To nie pierwsza tego typu próba wyłudzenia pieniędzy od przedsiębiorców, którzy zgłosili swój znak towarowy do rejestracji. Oszuści w ostatnich czasach stali się jednak wyjątkowo bezczelni i wprost podszywają się pod Urząd Patentowy. Jeśli znajdziesz w swojej skrzynce wezwanie do uiszczenia opłaty urzędowej, dokładnie zapoznaj się z pismem. Jak odróżnić prawdziwe wezwanie od fałszywego? Na to pytanie znajdziesz odpowiedź w poniższym artykule.
Procedura rejestrowania znaków towarowych. Jak wygląda?

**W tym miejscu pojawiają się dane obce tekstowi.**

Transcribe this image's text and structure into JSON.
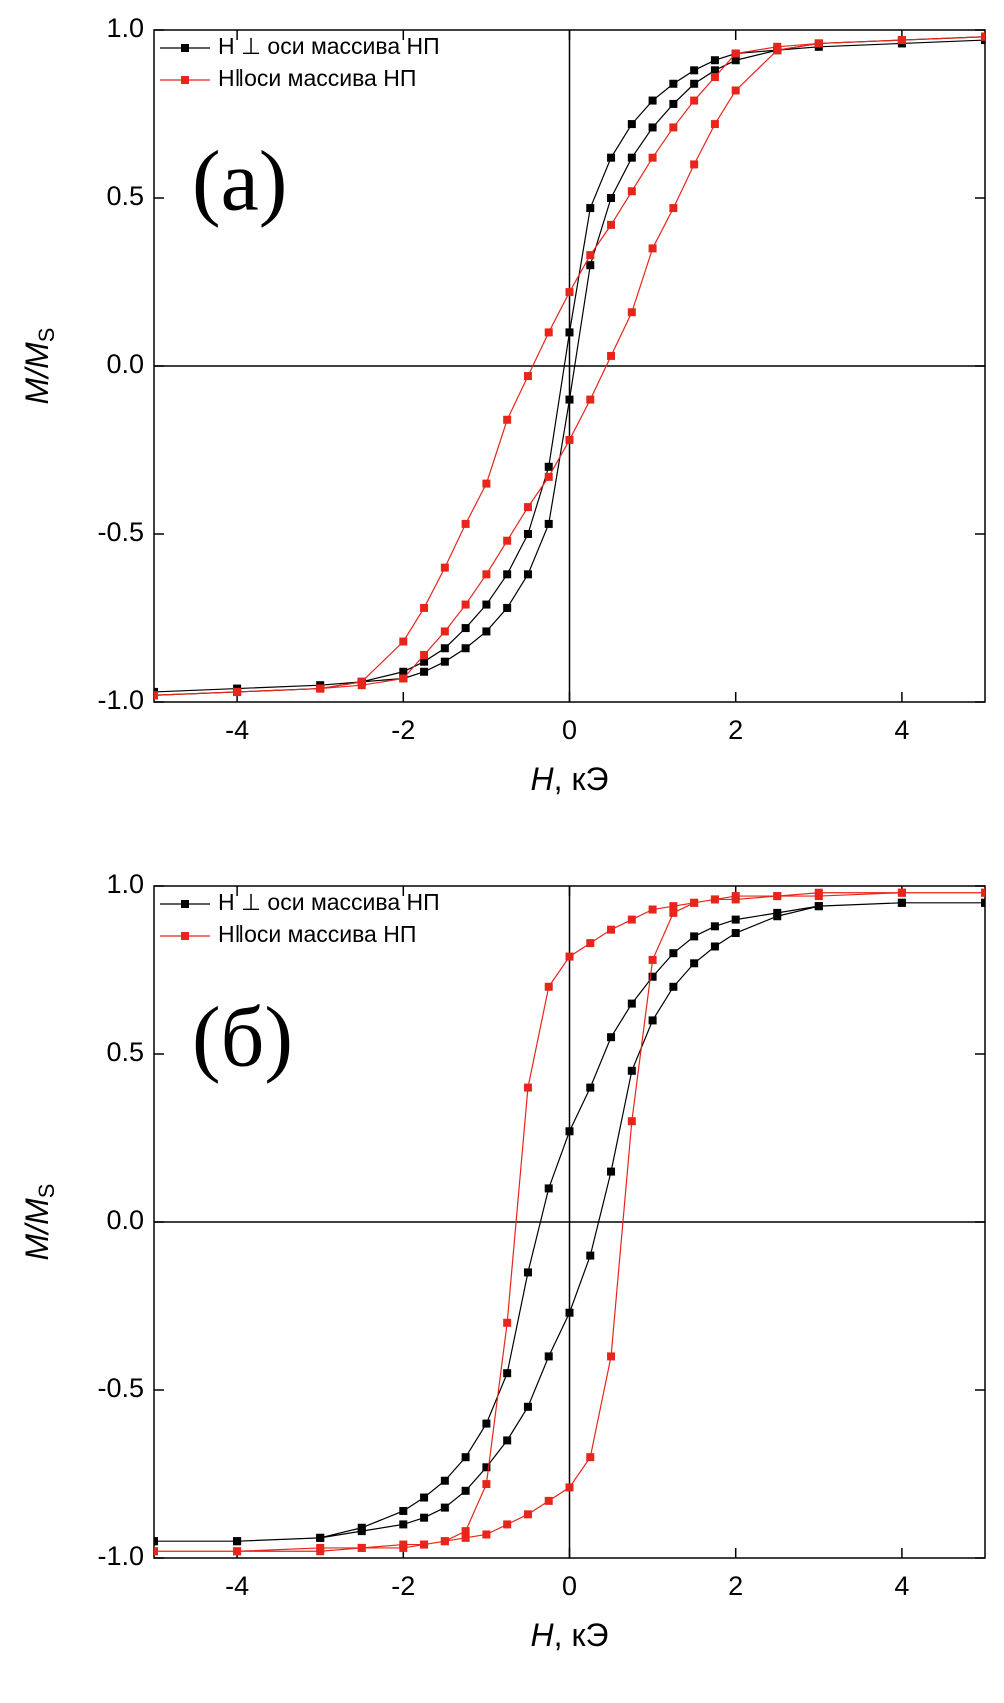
{
  "chart_data": [
    {
      "type": "line",
      "panel_label": "(а)",
      "xlabel": [
        "H",
        ", кЭ"
      ],
      "ylabel": [
        "M/M",
        "S"
      ],
      "xlim": [
        -5,
        5
      ],
      "xticks": [
        -4,
        -2,
        0,
        2,
        4
      ],
      "ylim": [
        -1,
        1
      ],
      "yticks": [
        {
          "value": -1,
          "label": "-1.0"
        },
        {
          "value": -0.5,
          "label": "-0.5"
        },
        {
          "value": 0,
          "label": "0.0"
        },
        {
          "value": 0.5,
          "label": "0.5"
        },
        {
          "value": 1,
          "label": "1.0"
        }
      ],
      "zero_lines": true,
      "legend": "upper left",
      "x": [
        5,
        4,
        3,
        2.5,
        2,
        1.75,
        1.5,
        1.25,
        1,
        0.75,
        0.5,
        0.25,
        0,
        -0.25,
        -0.5,
        -0.75,
        -1,
        -1.25,
        -1.5,
        -1.75,
        -2,
        -2.5,
        -3,
        -4,
        -5,
        -5,
        -4,
        -3,
        -2.5,
        -2,
        -1.75,
        -1.5,
        -1.25,
        -1,
        -0.75,
        -0.5,
        -0.25,
        0,
        0.25,
        0.5,
        0.75,
        1,
        1.25,
        1.5,
        1.75,
        2,
        2.5,
        3,
        4,
        5
      ],
      "series": [
        {
          "name": "H ⊥ оси массива НП",
          "color": "#000000",
          "values": [
            0.97,
            0.96,
            0.95,
            0.94,
            0.93,
            0.91,
            0.88,
            0.84,
            0.79,
            0.72,
            0.62,
            0.47,
            0.1,
            -0.3,
            -0.5,
            -0.62,
            -0.71,
            -0.78,
            -0.84,
            -0.88,
            -0.91,
            -0.94,
            -0.96,
            -0.97,
            -0.98,
            -0.97,
            -0.96,
            -0.95,
            -0.94,
            -0.93,
            -0.91,
            -0.88,
            -0.84,
            -0.79,
            -0.72,
            -0.62,
            -0.47,
            -0.1,
            0.3,
            0.5,
            0.62,
            0.71,
            0.78,
            0.84,
            0.88,
            0.91,
            0.94,
            0.96,
            0.97,
            0.98
          ]
        },
        {
          "name": "H‖оси массива НП",
          "color": "#e8251b",
          "values": [
            0.98,
            0.97,
            0.96,
            0.95,
            0.93,
            0.86,
            0.79,
            0.71,
            0.62,
            0.52,
            0.42,
            0.33,
            0.22,
            0.1,
            -0.03,
            -0.16,
            -0.35,
            -0.47,
            -0.6,
            -0.72,
            -0.82,
            -0.94,
            -0.96,
            -0.97,
            -0.98,
            -0.98,
            -0.97,
            -0.96,
            -0.95,
            -0.93,
            -0.86,
            -0.79,
            -0.71,
            -0.62,
            -0.52,
            -0.42,
            -0.33,
            -0.22,
            -0.1,
            0.03,
            0.16,
            0.35,
            0.47,
            0.6,
            0.72,
            0.82,
            0.94,
            0.96,
            0.97,
            0.98
          ]
        }
      ]
    },
    {
      "type": "line",
      "panel_label": "(б)",
      "xlabel": [
        "H",
        ", кЭ"
      ],
      "ylabel": [
        "M/M",
        "S"
      ],
      "xlim": [
        -5,
        5
      ],
      "xticks": [
        -4,
        -2,
        0,
        2,
        4
      ],
      "ylim": [
        -1,
        1
      ],
      "yticks": [
        {
          "value": -1,
          "label": "-1.0"
        },
        {
          "value": -0.5,
          "label": "-0.5"
        },
        {
          "value": 0,
          "label": "0.0"
        },
        {
          "value": 0.5,
          "label": "0.5"
        },
        {
          "value": 1,
          "label": "1.0"
        }
      ],
      "zero_lines": true,
      "legend": "upper left",
      "x": [
        5,
        4,
        3,
        2.5,
        2,
        1.75,
        1.5,
        1.25,
        1,
        0.75,
        0.5,
        0.25,
        0,
        -0.25,
        -0.5,
        -0.75,
        -1,
        -1.25,
        -1.5,
        -1.75,
        -2,
        -2.5,
        -3,
        -4,
        -5,
        -5,
        -4,
        -3,
        -2.5,
        -2,
        -1.75,
        -1.5,
        -1.25,
        -1,
        -0.75,
        -0.5,
        -0.25,
        0,
        0.25,
        0.5,
        0.75,
        1,
        1.25,
        1.5,
        1.75,
        2,
        2.5,
        3,
        4,
        5
      ],
      "series": [
        {
          "name": "H ⊥ оси массива НП",
          "color": "#000000",
          "values": [
            0.95,
            0.95,
            0.94,
            0.92,
            0.9,
            0.88,
            0.85,
            0.8,
            0.73,
            0.65,
            0.55,
            0.4,
            0.27,
            0.1,
            -0.15,
            -0.45,
            -0.6,
            -0.7,
            -0.77,
            -0.82,
            -0.86,
            -0.91,
            -0.94,
            -0.95,
            -0.95,
            -0.95,
            -0.95,
            -0.94,
            -0.92,
            -0.9,
            -0.88,
            -0.85,
            -0.8,
            -0.73,
            -0.65,
            -0.55,
            -0.4,
            -0.27,
            -0.1,
            0.15,
            0.45,
            0.6,
            0.7,
            0.77,
            0.82,
            0.86,
            0.91,
            0.94,
            0.95,
            0.95
          ]
        },
        {
          "name": "H‖оси массива НП",
          "color": "#e8251b",
          "values": [
            0.98,
            0.98,
            0.97,
            0.97,
            0.96,
            0.96,
            0.95,
            0.94,
            0.93,
            0.9,
            0.87,
            0.83,
            0.79,
            0.7,
            0.4,
            -0.3,
            -0.78,
            -0.92,
            -0.95,
            -0.96,
            -0.97,
            -0.97,
            -0.98,
            -0.98,
            -0.98,
            -0.98,
            -0.98,
            -0.97,
            -0.97,
            -0.96,
            -0.96,
            -0.95,
            -0.94,
            -0.93,
            -0.9,
            -0.87,
            -0.83,
            -0.79,
            -0.7,
            -0.4,
            0.3,
            0.78,
            0.92,
            0.95,
            0.96,
            0.97,
            0.97,
            0.98,
            0.98,
            0.98
          ]
        }
      ]
    }
  ]
}
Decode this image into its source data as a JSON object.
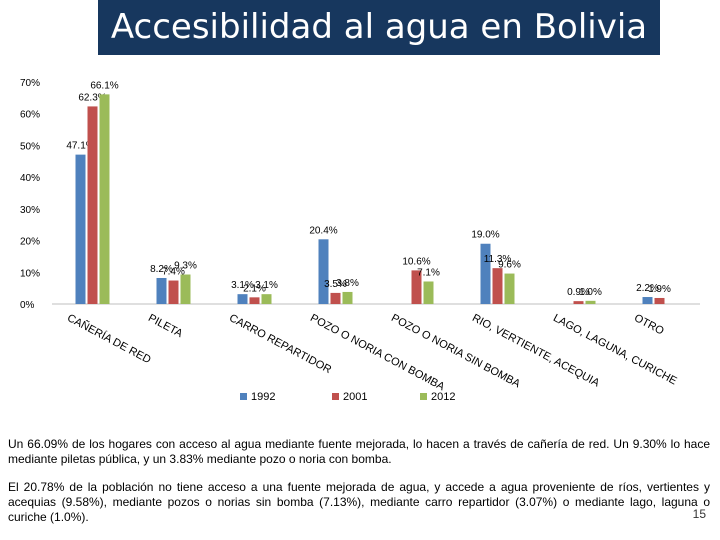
{
  "slide": {
    "title": "Accesibilidad al agua en Bolivia",
    "paragraph_1": "Un 66.09% de los hogares con acceso al agua mediante fuente mejorada, lo hacen a través de cañería de red. Un 9.30% lo hace mediante piletas pública, y un 3.83% mediante pozo o noria con bomba.",
    "paragraph_2": "El 20.78% de la población no tiene acceso a una fuente mejorada de agua, y accede a agua proveniente de ríos, vertientes y acequias (9.58%), mediante pozos o norias sin bomba (7.13%), mediante carro repartidor (3.07%) o mediante lago, laguna o curiche (1.0%).",
    "page_number": "15"
  },
  "chart_data": {
    "type": "bar",
    "title": "",
    "xlabel": "",
    "ylabel": "",
    "ylim": [
      0,
      70
    ],
    "yticks": [
      "0%",
      "10%",
      "20%",
      "30%",
      "40%",
      "50%",
      "60%",
      "70%"
    ],
    "grid": false,
    "legend_position": "bottom",
    "categories": [
      "CAÑERÍA DE RED",
      "PILETA",
      "CARRO REPARTIDOR",
      "POZO O NORIA CON BOMBA",
      "POZO O NORIA SIN BOMBA",
      "RIO, VERTIENTE, ACEQUIA",
      "LAGO, LAGUNA, CURICHE",
      "OTRO"
    ],
    "series": [
      {
        "name": "1992",
        "color": "#4f81bd",
        "values": [
          47.1,
          8.2,
          3.1,
          20.4,
          null,
          19.0,
          null,
          2.2
        ],
        "labels": [
          "47.1%",
          "8.2%",
          "3.1%",
          "20.4%",
          "",
          "19.0%",
          "",
          "2.2%"
        ]
      },
      {
        "name": "2001",
        "color": "#c0504d",
        "values": [
          62.3,
          7.4,
          2.1,
          3.5,
          10.6,
          11.3,
          0.9,
          1.9
        ],
        "labels": [
          "62.3%",
          "7.4%",
          "2.1%",
          "3.5%",
          "10.6%",
          "11.3%",
          "0.9%",
          "1.9%"
        ]
      },
      {
        "name": "2012",
        "color": "#9bbb59",
        "values": [
          66.1,
          9.3,
          3.1,
          3.8,
          7.1,
          9.6,
          1.0,
          null
        ],
        "labels": [
          "66.1%",
          "9.3%",
          "3.1%",
          "3.8%",
          "7.1%",
          "9.6%",
          "1.0%",
          ""
        ]
      }
    ]
  }
}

Postępowanie rejestrowe przed Urzędem Patentowym wszczynane jest na wniosek zainteresowanego. Pierwszy etap polega na formalnym zbadaniu wniosku i kończy się publikacją podstawowych informacji o zgłoszeniu w BUP-ie.
Zazwyczaj trwa to od miesiąc do dwóch. W tym czasie urzędnik sprawdza, czy nie zachodzą bezwzględne przeszkody rejestrowe. Jeśli Twój znak nadaje się do zarejestrowania, otrzymasz wezwanie do uiszczenia opłaty skarbowej. Kolejny etap to okres sprzeciwowy. Twoi konkurenci mają aż 3 miesiące na wniesienie zastrzeżeń do rejestracji takiego samego lub podobnego oznaczenia.
Po upływie tego okresu, jeśli żaden sprzeciw nie wpłynie, otrzymasz decyzję o rejestracji. Urząd wydaje ją w ciągu miesiąca, natomiast na samo świadectwo ochronne poczekasz od 4 do nawet 6 miesięcy.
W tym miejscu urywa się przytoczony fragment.